SALEM – Gov. John Baldacci recognizes that the wood-pellet boiler operating at Mt. Abram High School represents the wave of the future in environmentally safe and cost-efficient energy.
At Thursday’s SAD 58 directors meeting, Superintendent Quenten Clark and the board reflected on the governor’s visit to the school earlier this week to see the boiler and learn how it works. Directors saw it at the meeting, as facilities chief Dan Worcester led them to the boiler building in back of the school and explained how it operated.
The 1.7-million BTU unit is electronically controlled, with a touch screen computer regulating components that can also be controlled remotely from the Web.

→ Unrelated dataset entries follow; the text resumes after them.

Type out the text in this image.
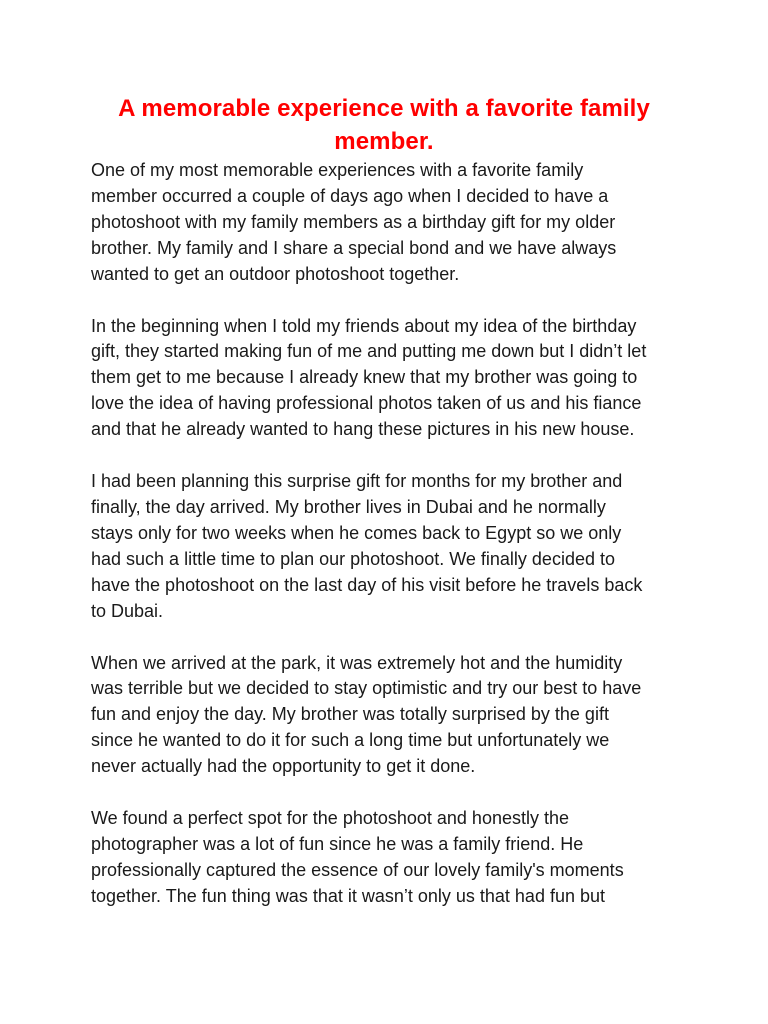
A memorable experience with a favorite family
member.

One of my most memorable experiences with a favorite family
member occurred a couple of days ago when I decided to have a
photoshoot with my family members as a birthday gift for my older
brother. My family and I share a special bond and we have always
wanted to get an outdoor photoshoot together.

In the beginning when I told my friends about my idea of the birthday
gift, they started making fun of me and putting me down but I didn’t let
them get to me because I already knew that my brother was going to
love the idea of having professional photos taken of us and his fiance
and that he already wanted to hang these pictures in his new house.

I had been planning this surprise gift for months for my brother and
finally, the day arrived. My brother lives in Dubai and he normally
stays only for two weeks when he comes back to Egypt so we only
had such a little time to plan our photoshoot. We finally decided to
have the photoshoot on the last day of his visit before he travels back
to Dubai.

When we arrived at the park, it was extremely hot and the humidity
was terrible but we decided to stay optimistic and try our best to have
fun and enjoy the day. My brother was totally surprised by the gift
since he wanted to do it for such a long time but unfortunately we
never actually had the opportunity to get it done.

We found a perfect spot for the photoshoot and honestly the
photographer was a lot of fun since he was a family friend. He
professionally captured the essence of our lovely family's moments
together. The fun thing was that it wasn’t only us that had fun but
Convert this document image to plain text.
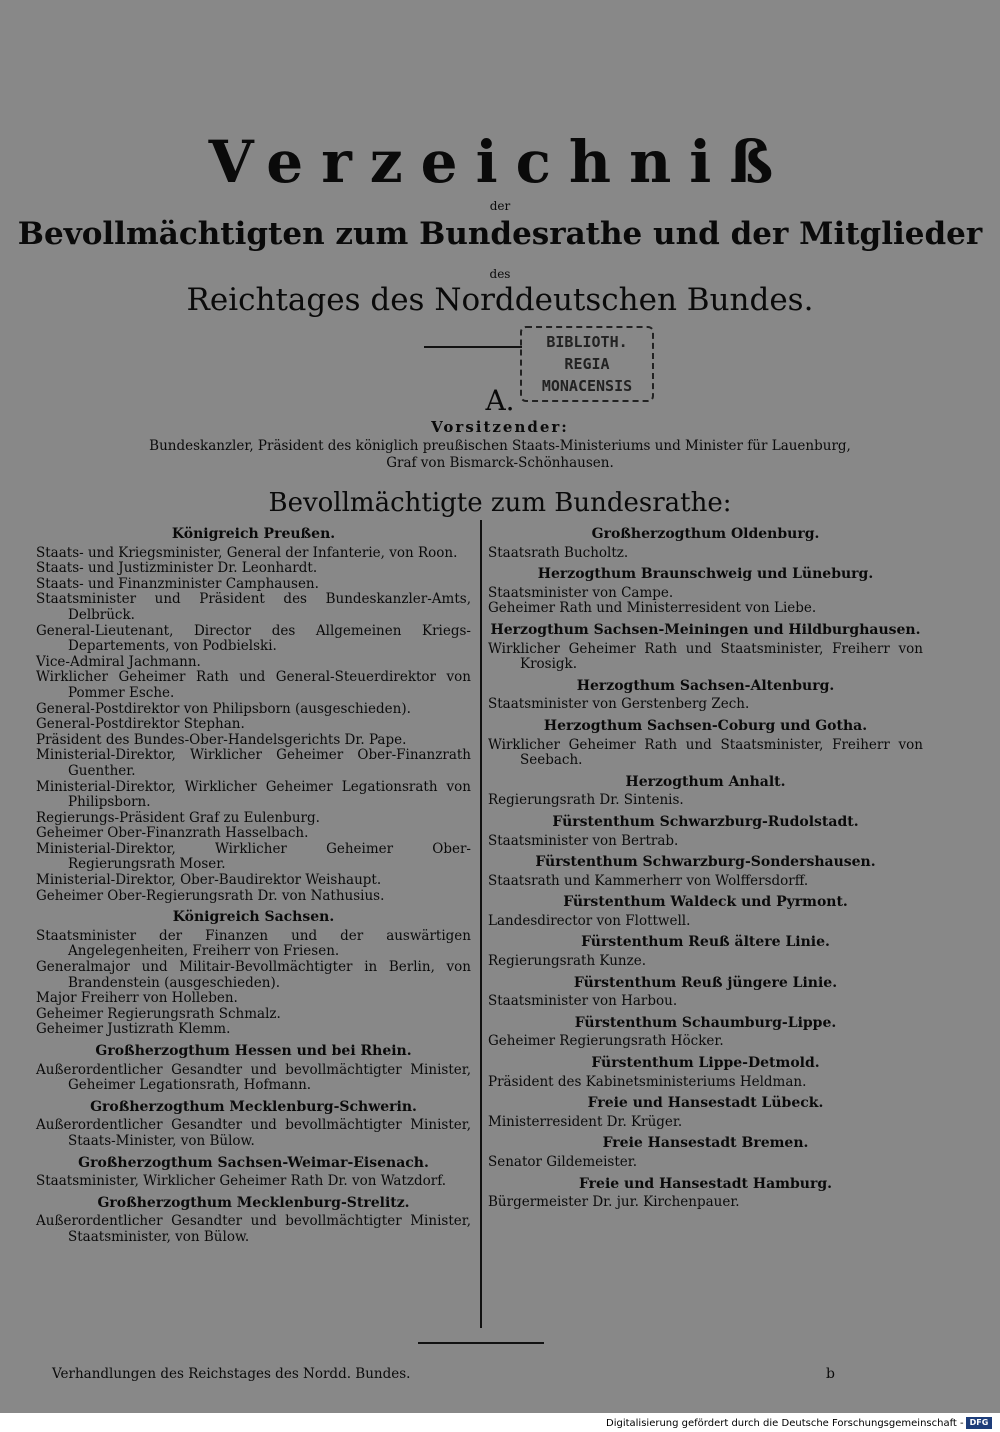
Verzeichniß
der
Bevollmächtigten zum Bundesrathe und der Mitglieder
des
Reichtages des Norddeutschen Bundes.
BIBLIOTH.
REGIA
MONACENSIS
A.
Vorsitzender:
Bundeskanzler, Präsident des königlich preußischen Staats-Ministeriums und Minister für Lauenburg,
Graf von Bismarck-Schönhausen.
Bevollmächtigte zum Bundesrathe:
Königreich Preußen.
Staats- und Kriegsminister, General der Infanterie, von Roon.
Staats- und Justizminister Dr. Leonhardt.
Staats- und Finanzminister Camphausen.
Staatsminister und Präsident des Bundeskanzler-Amts, Delbrück.
General-Lieutenant, Director des Allgemeinen Kriegs-Departements, von Podbielski.
Vice-Admiral Jachmann.
Wirklicher Geheimer Rath und General-Steuerdirektor von Pommer Esche.
General-Postdirektor von Philipsborn (ausgeschieden).
General-Postdirektor Stephan.
Präsident des Bundes-Ober-Handelsgerichts Dr. Pape.
Ministerial-Direktor, Wirklicher Geheimer Ober-Finanzrath Guenther.
Ministerial-Direktor, Wirklicher Geheimer Legationsrath von Philipsborn.
Regierungs-Präsident Graf zu Eulenburg.
Geheimer Ober-Finanzrath Hasselbach.
Ministerial-Direktor, Wirklicher Geheimer Ober-Regierungsrath Moser.
Ministerial-Direktor, Ober-Baudirektor Weishaupt.
Geheimer Ober-Regierungsrath Dr. von Nathusius.
Königreich Sachsen.
Staatsminister der Finanzen und der auswärtigen Angelegenheiten, Freiherr von Friesen.
Generalmajor und Militair-Bevollmächtigter in Berlin, von Brandenstein (ausgeschieden).
Major Freiherr von Holleben.
Geheimer Regierungsrath Schmalz.
Geheimer Justizrath Klemm.
Großherzogthum Hessen und bei Rhein.
Außerordentlicher Gesandter und bevollmächtigter Minister, Geheimer Legationsrath, Hofmann.
Großherzogthum Mecklenburg-Schwerin.
Außerordentlicher Gesandter und bevollmächtigter Minister, Staats-Minister, von Bülow.
Großherzogthum Sachsen-Weimar-Eisenach.
Staatsminister, Wirklicher Geheimer Rath Dr. von Watzdorf.
Großherzogthum Mecklenburg-Strelitz.
Außerordentlicher Gesandter und bevollmächtigter Minister, Staatsminister, von Bülow.
Großherzogthum Oldenburg.
Staatsrath Bucholtz.
Herzogthum Braunschweig und Lüneburg.
Staatsminister von Campe.
Geheimer Rath und Ministerresident von Liebe.
Herzogthum Sachsen-Meiningen und Hildburghausen.
Wirklicher Geheimer Rath und Staatsminister, Freiherr von Krosigk.
Herzogthum Sachsen-Altenburg.
Staatsminister von Gerstenberg Zech.
Herzogthum Sachsen-Coburg und Gotha.
Wirklicher Geheimer Rath und Staatsminister, Freiherr von Seebach.
Herzogthum Anhalt.
Regierungsrath Dr. Sintenis.
Fürstenthum Schwarzburg-Rudolstadt.
Staatsminister von Bertrab.
Fürstenthum Schwarzburg-Sondershausen.
Staatsrath und Kammerherr von Wolffersdorff.
Fürstenthum Waldeck und Pyrmont.
Landesdirector von Flottwell.
Fürstenthum Reuß ältere Linie.
Regierungsrath Kunze.
Fürstenthum Reuß jüngere Linie.
Staatsminister von Harbou.
Fürstenthum Schaumburg-Lippe.
Geheimer Regierungsrath Höcker.
Fürstenthum Lippe-Detmold.
Präsident des Kabinetsministeriums Heldman.
Freie und Hansestadt Lübeck.
Ministerresident Dr. Krüger.
Freie Hansestadt Bremen.
Senator Gildemeister.
Freie und Hansestadt Hamburg.
Bürgermeister Dr. jur. Kirchenpauer.
Verhandlungen des Reichstages des Nordd. Bundes.	b
Digitalisierung gefördert durch die Deutsche Forschungsgemeinschaft - DFG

Wood pellets are fed from a silo outside the building into a bin inside, and a metering auger controls the pellet feed rate into the boiler.
“Right now, the auger’s feeding at 66 percent capacity,” Worcester said. The system is not pressurized, and the precision of the computer controls allows for hot water to be pumped consistently into the school at about 180 degrees.
Wood ash from the boiler’s operation is collected in an attached bucket, and exhaust is piped through a roof chimney.
One of the school’s old oil boilers serves as a backup.
The cost, including the boiler, building and silo construction, is about $215,000 and is expected to pay for itself in about five years, depending on oil price fluctuations. SAD 58 pays about $1.80 per ton for wood pellets compared to more than $2 per gallon for oil.
Mt. Abram is not the first high school in Maine to convert to a wood boiler. Leavitt High School in Turner switched to burning wood about seven years ago, but the Mt. Abram boiler is the first in Maine to burn wood pellets. The Leavitt boiler burns wood chips.
“I’m very happy with it,” Worcester said.
“I think it’s fair to say the governor is impressed,” Clark said.
In other business, Clark revealed there was grant money available for a program to provide new equipment to increase physical activity among students. The funds would also cover the cost of facilitators to help carry out the program.
A grant application must be submitted by the end of the month. A vote was taken by the board to approve the grant effort as well as request more information on the program.
Clark is waiting for state figures to allow the district to put together its budget for fiscal year 2009-10. A federal stimulus package being considered by Congress will have an impact on how much money the state is able to give to school districts.
“There’s a huge range of variables,” Clark said.